И с годами скваттеры стали уже не скваттерами, а собственниками; и дети их выросли и народили детей на этой земле. И они утолили свой голод, звериный голод, сосущий, терзающий
Теперь земледелие стало промышленностью, и собственники пошли по пути древнего Рима, хотя сами они не подозревали этого. Они ввозили рабов, хотя и не называли этих людей рабами: китайцев, японцев, мексиканцев, филиппинцев. Эти люди могут прожить на одном рисе и бобах, говорили крупные дельцы. Много ли таким надо? Платить им как следует? Да они не будут знать, на что тратить деньги. Вы посмотрите, как они живут. Вы посмотрите, что они едят. А если начнут привередничать — высылайте их отсюда немедленно.
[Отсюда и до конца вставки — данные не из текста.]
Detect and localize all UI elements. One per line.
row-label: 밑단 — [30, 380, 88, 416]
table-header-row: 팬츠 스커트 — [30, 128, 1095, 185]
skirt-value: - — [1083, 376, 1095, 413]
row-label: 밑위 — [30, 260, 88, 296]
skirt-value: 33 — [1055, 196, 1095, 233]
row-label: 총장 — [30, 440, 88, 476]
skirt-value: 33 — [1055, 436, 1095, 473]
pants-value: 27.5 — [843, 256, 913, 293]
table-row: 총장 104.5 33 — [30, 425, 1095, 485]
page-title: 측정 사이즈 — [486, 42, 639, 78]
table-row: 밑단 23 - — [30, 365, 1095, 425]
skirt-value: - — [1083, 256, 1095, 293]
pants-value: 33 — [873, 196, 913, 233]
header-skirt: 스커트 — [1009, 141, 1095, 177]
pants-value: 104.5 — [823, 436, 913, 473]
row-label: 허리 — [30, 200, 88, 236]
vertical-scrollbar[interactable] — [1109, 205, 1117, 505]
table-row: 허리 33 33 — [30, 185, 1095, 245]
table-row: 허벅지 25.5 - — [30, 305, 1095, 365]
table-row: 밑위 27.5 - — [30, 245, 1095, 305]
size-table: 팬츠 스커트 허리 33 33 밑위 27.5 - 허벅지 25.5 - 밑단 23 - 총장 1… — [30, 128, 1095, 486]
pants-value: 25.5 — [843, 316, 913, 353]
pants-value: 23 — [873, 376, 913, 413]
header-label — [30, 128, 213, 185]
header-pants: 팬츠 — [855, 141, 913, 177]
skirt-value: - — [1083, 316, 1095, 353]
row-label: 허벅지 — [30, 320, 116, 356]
Земельные участки росли и росли, число владельцев уменьшалось. А число фермеров, оставшихся на земле, стало просто жалким. Побои, страх и голод довели ввезенных рабов до того, что многие из них вернулись к себе на родину, другие отбились от рук, и их перестреляли или выгнали из страны.
И с этой земли стали собирать совсем другие урожаи: фруктовые деревья заняли место зерновых полей, и в низинах теперь росли овощи на потребу всему миру — салат, цветная капуста, артишоки, картофель, — все низкорослое, приземистое. С косой, с плугом, с вилами человек работает стоя, но ему приходится ползать, как букашке, между грядками салата, ему приходится гнуть спину и тащить за собой длинный мешок между грядками хлопчатника, ему приходится, точно кающемуся грешнику, становиться на колени перед цветной капустой.
И теперь хозяева уже не работали на своих фермах. Хозяйство велось на бумаге; хозяева забыли землю, — забыли как она пахнет, какая она на ощупь — и помнили только то, что они владеют ею, помнили только доходы и убытки, которые она приносит им. И некоторые фермы разрослись до таких размеров, что один человек уже не мог держать в голове все хозяйство; они разрослись до таких размеров, что здесь уже была нужна целая армия бухгалтеров, которые подсчитывали проценты, прибыли и убытки; химиков, которые исследовали почву и обогащали ее; управляющих, которые наблюдали за тем, чтобы люди, согнувшиеся в три погибели, двигались вдоль грядок так быстро, как только позволяли силы. И такой фермер на самом деле становился лавочником и открывал лавку. Он платил людям деньги и продавал им продукты — и получал свои деньги обратно. А в дальнейшем он уже переставал платить и тем самым экономил на ведении конторских книг. На этих фермах продукты отпускались в кредит. Человек работал и кормился; а когда работа кончалась, он обнаруживал, что задолжал компании. И владельцы не только перестали трудиться на своих фермах — многие из них даже никогда не видели, какие они, эти фермы.